Alves also highlights Banco do Brasil as being, for many, the cheapest among the banks and also the one that “suffers the most from political risk” and “government interference”. For the specialist, in addition to the uncertain external scenario, the fiscal risk punishes the entire sector.
“A weaker economy generates less business and increases the risk of default, forcing banks to increase provisions for bad debts”, he assesses.
Suffering since the beginning of the pandemic, retail has solid and traditional companies with extremely undervalued shares on the stock exchange. Magazine Luiza, Via Retail and American are the main examples, according to Alves.
“Companies have fallen by more than 50% [neste ano]with a challenging economic scenario, unstable politics, high inflation and unemployment”, he comments. “They can recover if there is a reversal in the yield curve.”
Among the good consolidated companies in the retail sector that will also benefit in the event of a slowdown in inflation and a drop in interest rates are Vivara and Centauraccording to the partner at Brasil Investimentos.
It is also betting on the expectation of falling interest rates, he indicates the startup of the discount coupon branch Méliuz and the financial BTG Pactual and Pan Bank like long-term bets.
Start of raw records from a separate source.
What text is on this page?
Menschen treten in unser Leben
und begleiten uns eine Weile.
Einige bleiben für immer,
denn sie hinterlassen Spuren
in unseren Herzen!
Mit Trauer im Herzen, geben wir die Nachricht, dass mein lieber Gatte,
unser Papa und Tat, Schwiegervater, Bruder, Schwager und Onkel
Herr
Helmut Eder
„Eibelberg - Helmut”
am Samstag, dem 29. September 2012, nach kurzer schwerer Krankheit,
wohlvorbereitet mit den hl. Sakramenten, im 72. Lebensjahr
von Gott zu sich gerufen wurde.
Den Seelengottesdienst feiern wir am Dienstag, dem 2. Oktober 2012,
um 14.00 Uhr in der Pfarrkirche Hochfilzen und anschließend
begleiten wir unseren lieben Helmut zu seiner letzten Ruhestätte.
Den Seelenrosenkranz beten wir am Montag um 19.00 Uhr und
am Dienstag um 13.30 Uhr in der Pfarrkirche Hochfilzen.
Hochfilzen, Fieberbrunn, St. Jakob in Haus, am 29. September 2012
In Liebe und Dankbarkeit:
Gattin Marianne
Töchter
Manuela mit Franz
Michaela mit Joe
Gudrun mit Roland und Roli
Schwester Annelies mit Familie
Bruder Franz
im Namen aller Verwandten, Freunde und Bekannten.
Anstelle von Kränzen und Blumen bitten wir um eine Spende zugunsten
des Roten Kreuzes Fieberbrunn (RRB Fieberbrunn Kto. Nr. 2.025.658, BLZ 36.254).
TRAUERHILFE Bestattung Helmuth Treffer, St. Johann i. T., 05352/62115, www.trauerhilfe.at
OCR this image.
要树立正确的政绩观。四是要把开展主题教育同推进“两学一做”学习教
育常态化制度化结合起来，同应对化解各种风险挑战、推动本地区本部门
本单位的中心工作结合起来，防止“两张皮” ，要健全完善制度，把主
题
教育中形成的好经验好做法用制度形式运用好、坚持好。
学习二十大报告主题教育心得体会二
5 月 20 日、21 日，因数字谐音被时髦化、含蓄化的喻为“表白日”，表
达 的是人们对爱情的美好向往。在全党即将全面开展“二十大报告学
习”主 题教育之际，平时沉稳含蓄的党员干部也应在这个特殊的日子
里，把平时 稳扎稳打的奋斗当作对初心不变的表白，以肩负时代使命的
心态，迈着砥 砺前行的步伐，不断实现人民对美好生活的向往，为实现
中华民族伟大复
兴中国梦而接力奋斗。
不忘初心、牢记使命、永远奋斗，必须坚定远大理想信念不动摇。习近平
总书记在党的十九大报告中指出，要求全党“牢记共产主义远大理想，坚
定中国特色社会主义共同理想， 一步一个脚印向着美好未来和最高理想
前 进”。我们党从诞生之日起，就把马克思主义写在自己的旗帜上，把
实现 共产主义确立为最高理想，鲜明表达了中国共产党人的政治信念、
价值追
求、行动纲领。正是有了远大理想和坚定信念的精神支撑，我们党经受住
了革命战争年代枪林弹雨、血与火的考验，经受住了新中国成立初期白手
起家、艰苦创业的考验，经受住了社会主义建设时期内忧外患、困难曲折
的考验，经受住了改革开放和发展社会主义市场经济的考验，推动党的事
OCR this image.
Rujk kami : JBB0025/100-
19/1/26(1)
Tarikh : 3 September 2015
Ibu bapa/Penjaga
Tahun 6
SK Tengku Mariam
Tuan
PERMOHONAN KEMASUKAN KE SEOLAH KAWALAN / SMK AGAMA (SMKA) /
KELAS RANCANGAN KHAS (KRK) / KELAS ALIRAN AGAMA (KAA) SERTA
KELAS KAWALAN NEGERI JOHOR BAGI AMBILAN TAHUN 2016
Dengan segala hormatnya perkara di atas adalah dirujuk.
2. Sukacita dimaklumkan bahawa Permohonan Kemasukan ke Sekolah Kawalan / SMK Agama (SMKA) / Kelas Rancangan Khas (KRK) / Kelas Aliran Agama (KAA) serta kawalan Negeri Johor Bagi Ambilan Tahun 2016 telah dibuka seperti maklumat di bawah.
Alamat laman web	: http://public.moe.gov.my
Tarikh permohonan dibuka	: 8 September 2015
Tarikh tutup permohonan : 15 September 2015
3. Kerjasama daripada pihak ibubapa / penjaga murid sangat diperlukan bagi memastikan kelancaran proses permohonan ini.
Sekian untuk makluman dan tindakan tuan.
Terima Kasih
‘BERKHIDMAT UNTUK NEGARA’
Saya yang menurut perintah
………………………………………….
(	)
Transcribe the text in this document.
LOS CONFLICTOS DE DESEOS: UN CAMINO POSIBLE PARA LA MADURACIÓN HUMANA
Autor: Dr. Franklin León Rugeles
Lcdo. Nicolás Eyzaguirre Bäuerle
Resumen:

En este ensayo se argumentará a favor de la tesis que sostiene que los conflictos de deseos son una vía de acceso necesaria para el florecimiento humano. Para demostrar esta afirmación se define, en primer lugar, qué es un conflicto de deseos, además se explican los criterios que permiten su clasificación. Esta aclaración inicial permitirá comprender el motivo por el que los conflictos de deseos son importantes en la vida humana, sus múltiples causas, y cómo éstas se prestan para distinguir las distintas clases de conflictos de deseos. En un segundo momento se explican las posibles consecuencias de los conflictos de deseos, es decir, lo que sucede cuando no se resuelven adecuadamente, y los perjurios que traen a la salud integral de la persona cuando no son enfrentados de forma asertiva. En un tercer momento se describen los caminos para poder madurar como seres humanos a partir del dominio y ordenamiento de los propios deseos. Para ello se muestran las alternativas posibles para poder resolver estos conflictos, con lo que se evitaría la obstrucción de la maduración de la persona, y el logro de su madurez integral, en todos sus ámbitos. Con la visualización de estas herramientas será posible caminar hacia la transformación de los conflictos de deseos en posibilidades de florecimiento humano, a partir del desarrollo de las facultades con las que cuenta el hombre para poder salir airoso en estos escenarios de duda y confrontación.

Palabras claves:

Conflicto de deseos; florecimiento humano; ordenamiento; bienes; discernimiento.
Also battered by the cost of credit and inflation, the construction sector has room for improvement on the stock market, according to Leandro Petrokas, a partner at Quantzed, a technology and education company for investors.
“The increase in interest rates and inflation reduces disposable income, as well as the rise in raw material costs”, he says.
“After this perfect storm, it is to be expected that the sector will perform well again, especially companies that do not have debts and that operate in large centers”, he says.
It draws attention to the growth potential of miter. The construction company operates in the capital of São Paulo in several segments, which gives it the ability to meet the demands of a city with a severe housing deficit. “We understand that current prices do not reflect the company’s ability to generate results in the medium term”, she comments.
The fuel distributor vibrate energy enters the Petrokas list because, despite the improvement in the operation since privatization in 2019, when it ceased to be a subsidiary of Petrobras, the company is traded below its potential price on the stock exchange.
“The company generates a lot of cash, pays reasonable dividends and is investing in new projects within other lines of business, such as renewable energy and gas distribution,” adds Petrokas.
Also below their multiples, the stock prices of Celesc (Santa Catarina Power Stations) do not reflect the improvement in the company’s results, according to the Quantzed partner.
“The company is reducing leverage, improving its capital structure and has a trigger [gatilho] medium term that would be its privatization”, he says.